Sunday, March 03, 2019
Always Never Yours, by Emily Wibberley and Austin Siegemund-Broka
Otherwise, Megan is content to be a behind-the-scenes gal. She's made a name for herself directing for the school's drama group, but if she's going to attend drama school after she graduates this year, she has to do some acting as well. So, grudgingly, she tries out for the school's production of Romeo and Juliet. To her surprise and mortification, she is cast in the lead role.
That brings up some headaches as one of her ex-'s has been cast opposite her. Soon enough it's hard to differentiate between the drama on the stage and what is going on backstage. One thing is certain: Megan's romantic life is a mess and not for lack of trying. Megan is fearless and not afraid to go after what she wants. Now, if only she could figure out what that was! And while the story is set against the tale of star-crossed teen lovers, the plot reminds one much more of Much Ado About Nothing.

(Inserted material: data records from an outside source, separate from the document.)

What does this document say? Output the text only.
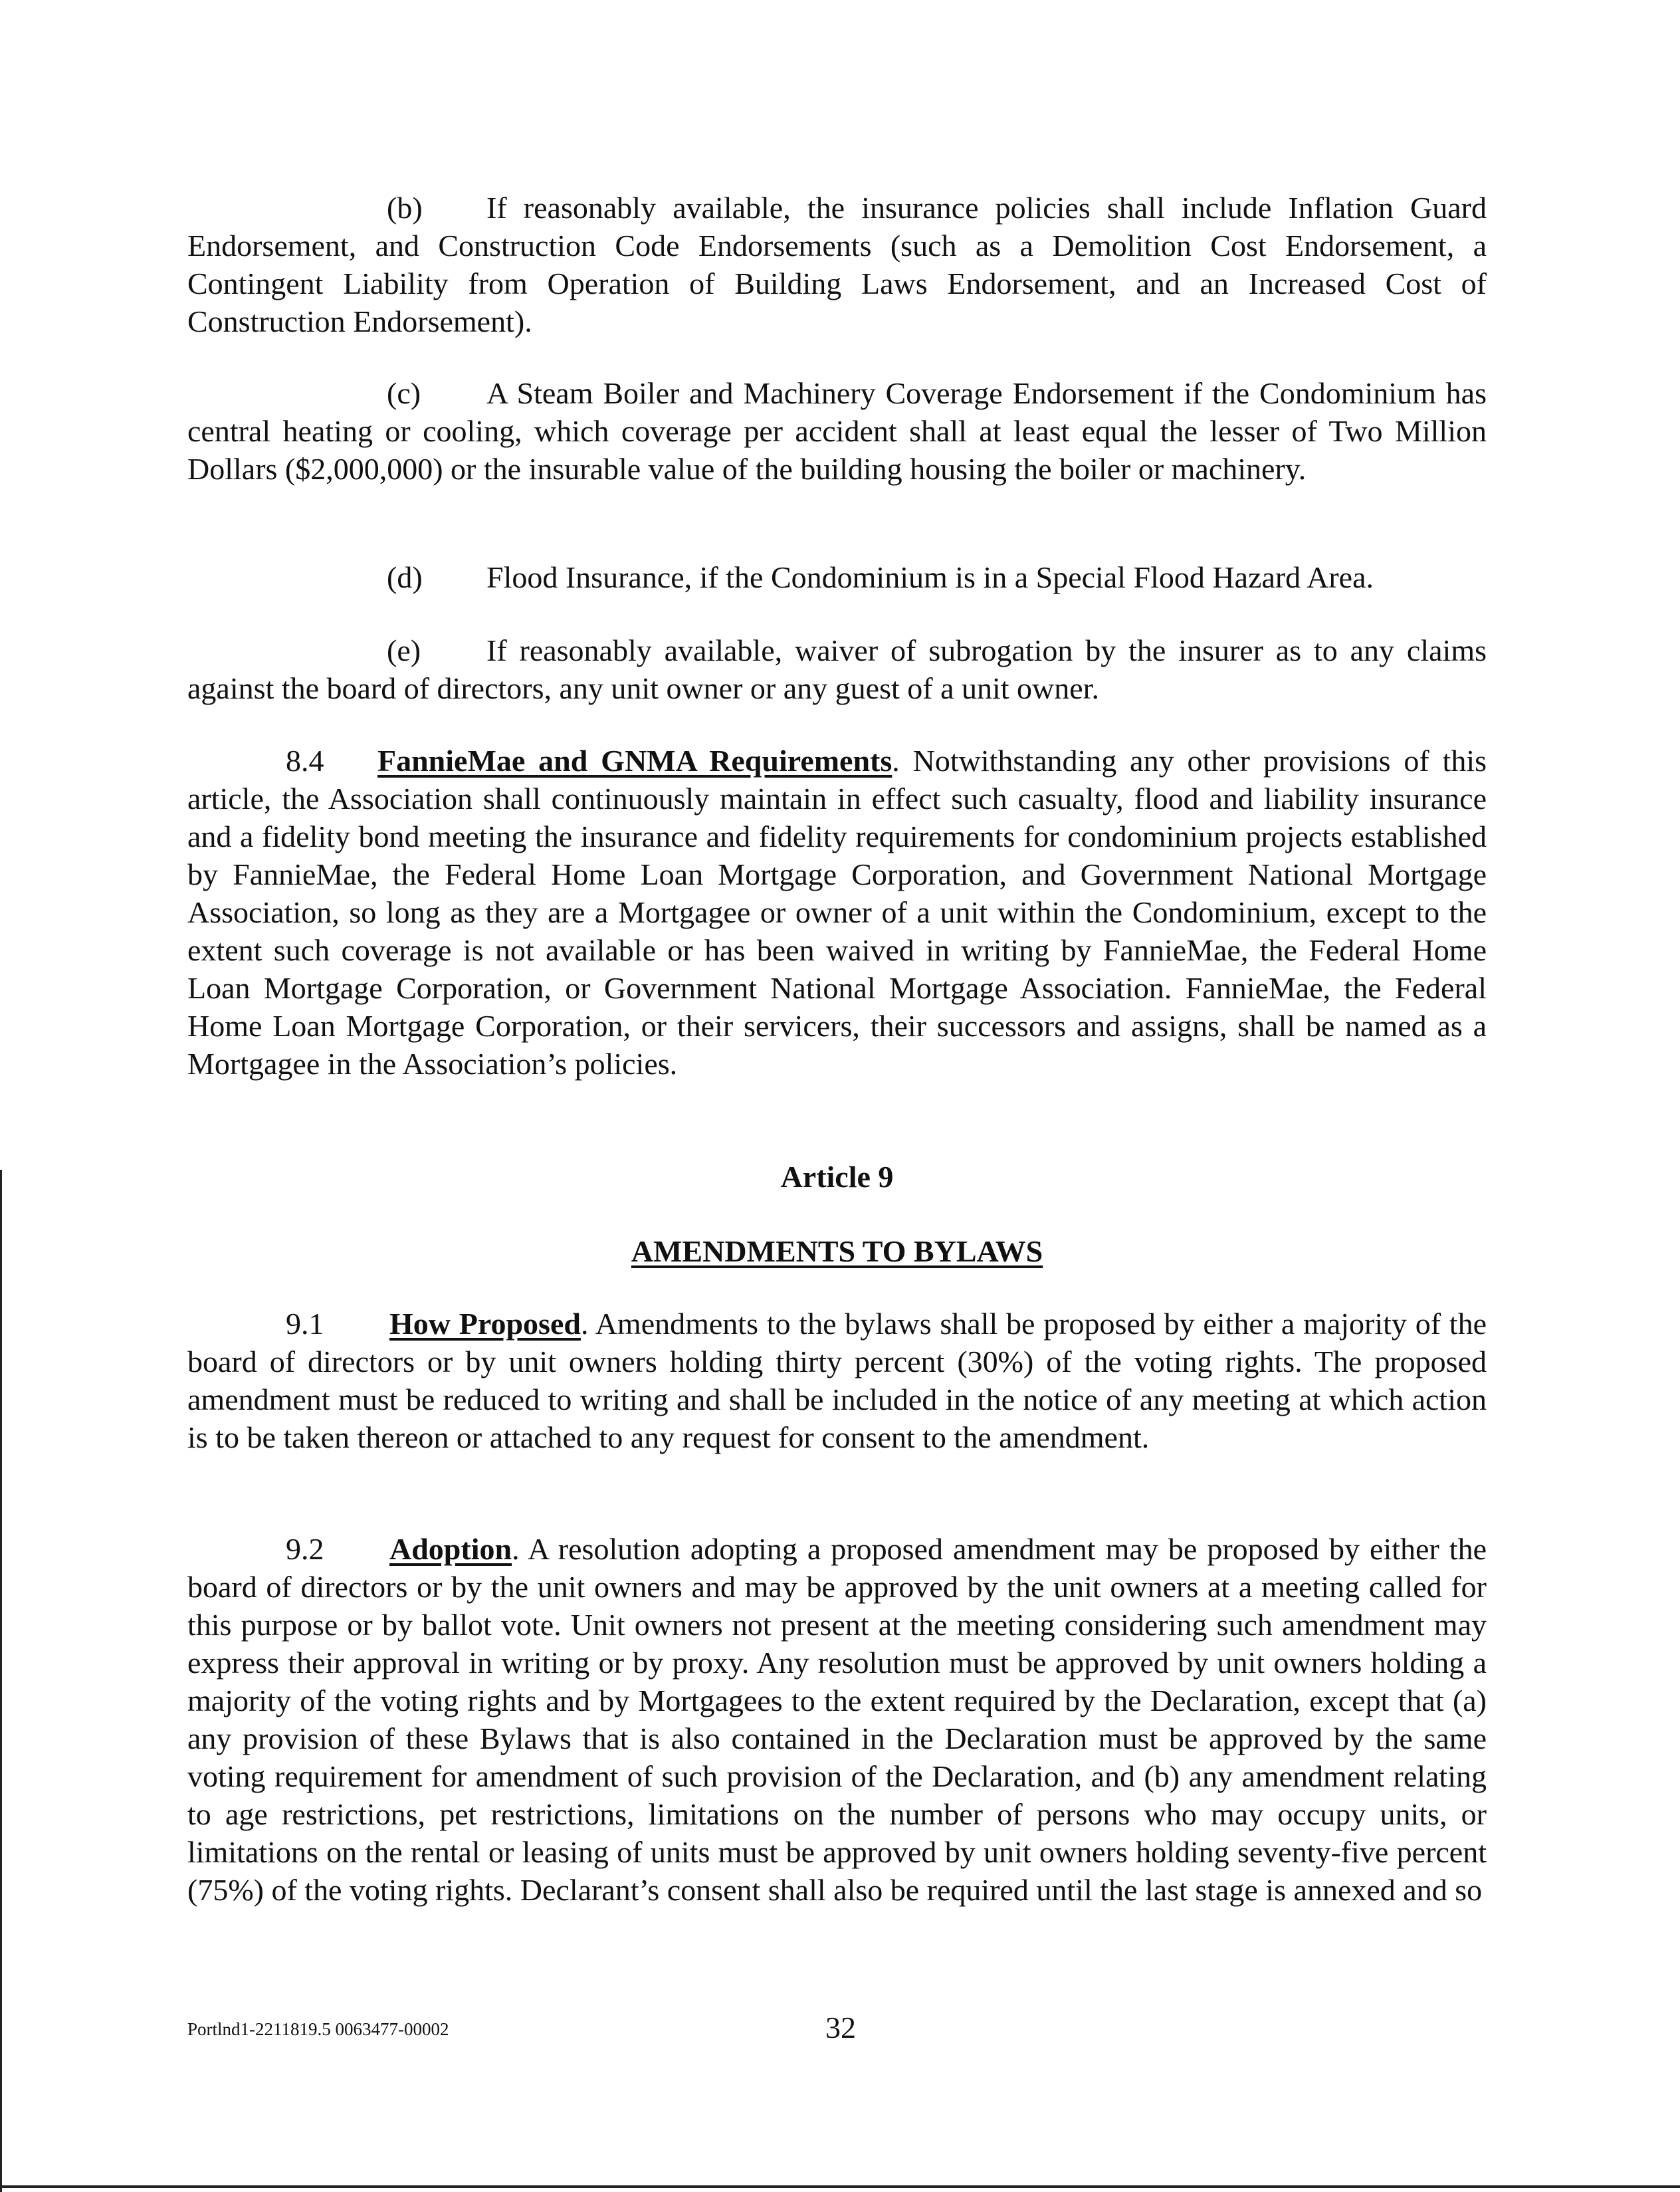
(b) If reasonably available, the insurance policies shall include Inflation Guard Endorsement, and Construction Code Endorsements (such as a Demolition Cost Endorsement, a Contingent Liability from Operation of Building Laws Endorsement, and an Increased Cost of Construction Endorsement).

(c) A Steam Boiler and Machinery Coverage Endorsement if the Condominium has central heating or cooling, which coverage per accident shall at least equal the lesser of Two Million Dollars ($2,000,000) or the insurable value of the building housing the boiler or machinery.

(d) Flood Insurance, if the Condominium is in a Special Flood Hazard Area.

(e) If reasonably available, waiver of subrogation by the insurer as to any claims against the board of directors, any unit owner or any guest of a unit owner.

8.4 FannieMae and GNMA Requirements. Notwithstanding any other provisions of this article, the Association shall continuously maintain in effect such casualty, flood and liability insurance and a fidelity bond meeting the insurance and fidelity requirements for condominium projects established by FannieMae, the Federal Home Loan Mortgage Corporation, and Government National Mortgage Association, so long as they are a Mortgagee or owner of a unit within the Condominium, except to the extent such coverage is not available or has been waived in writing by FannieMae, the Federal Home Loan Mortgage Corporation, or Government National Mortgage Association. FannieMae, the Federal Home Loan Mortgage Corporation, or their servicers, their successors and assigns, shall be named as a Mortgagee in the Association’s policies.

Article 9

AMENDMENTS TO BYLAWS

9.1 How Proposed. Amendments to the bylaws shall be proposed by either a majority of the board of directors or by unit owners holding thirty percent (30%) of the voting rights. The proposed amendment must be reduced to writing and shall be included in the notice of any meeting at which action is to be taken thereon or attached to any request for consent to the amendment.

9.2 Adoption. A resolution adopting a proposed amendment may be proposed by either the board of directors or by the unit owners and may be approved by the unit owners at a meeting called for this purpose or by ballot vote. Unit owners not present at the meeting considering such amendment may express their approval in writing or by proxy. Any resolution must be approved by unit owners holding a majority of the voting rights and by Mortgagees to the extent required by the Declaration, except that (a) any provision of these Bylaws that is also contained in the Declaration must be approved by the same voting requirement for amendment of such provision of the Declaration, and (b) any amendment relating to age restrictions, pet restrictions, limitations on the number of persons who may occupy units, or limitations on the rental or leasing of units must be approved by unit owners holding seventy-five percent (75%) of the voting rights. Declarant’s consent shall also be required until the last stage is annexed and so

Portlnd1-2211819.5 0063477-00002	32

I'm not entirely convinced that the world needs another YA romance that takes place during a production of Romeo and Juliet. I get that young readers are more likely to have read it than any other of the Bard's works, but it's such an overused device at this point. That said, this is a charming tale mostly because of its very unfussy look at romance and sex (yes, there's a fair bit of that in this book). In the past, a character like Megan's would have been slutshamed (or at least her sexual history would have been the story), but here that potential plot line is quickly tossed aside. Megan herself is having none of that. She's loved well and no one is going to make her feel bad about it! Being sex-positive in adolescence might be wishful thinking, but the only way to create that view of the world is to start writing it and the literary duo behind this novel mean to try.
With sex unimportant in this story, more tried-and-true themes of friendship and loyalty stand out front and center. As for plot, Megan's growth from wallflower to assertive, proud, and brave young woman provides a very satisfying dramatic arc. The result is a step up from simple light romance reading, but with nothing too heavy to weigh you down. This is pop with substance.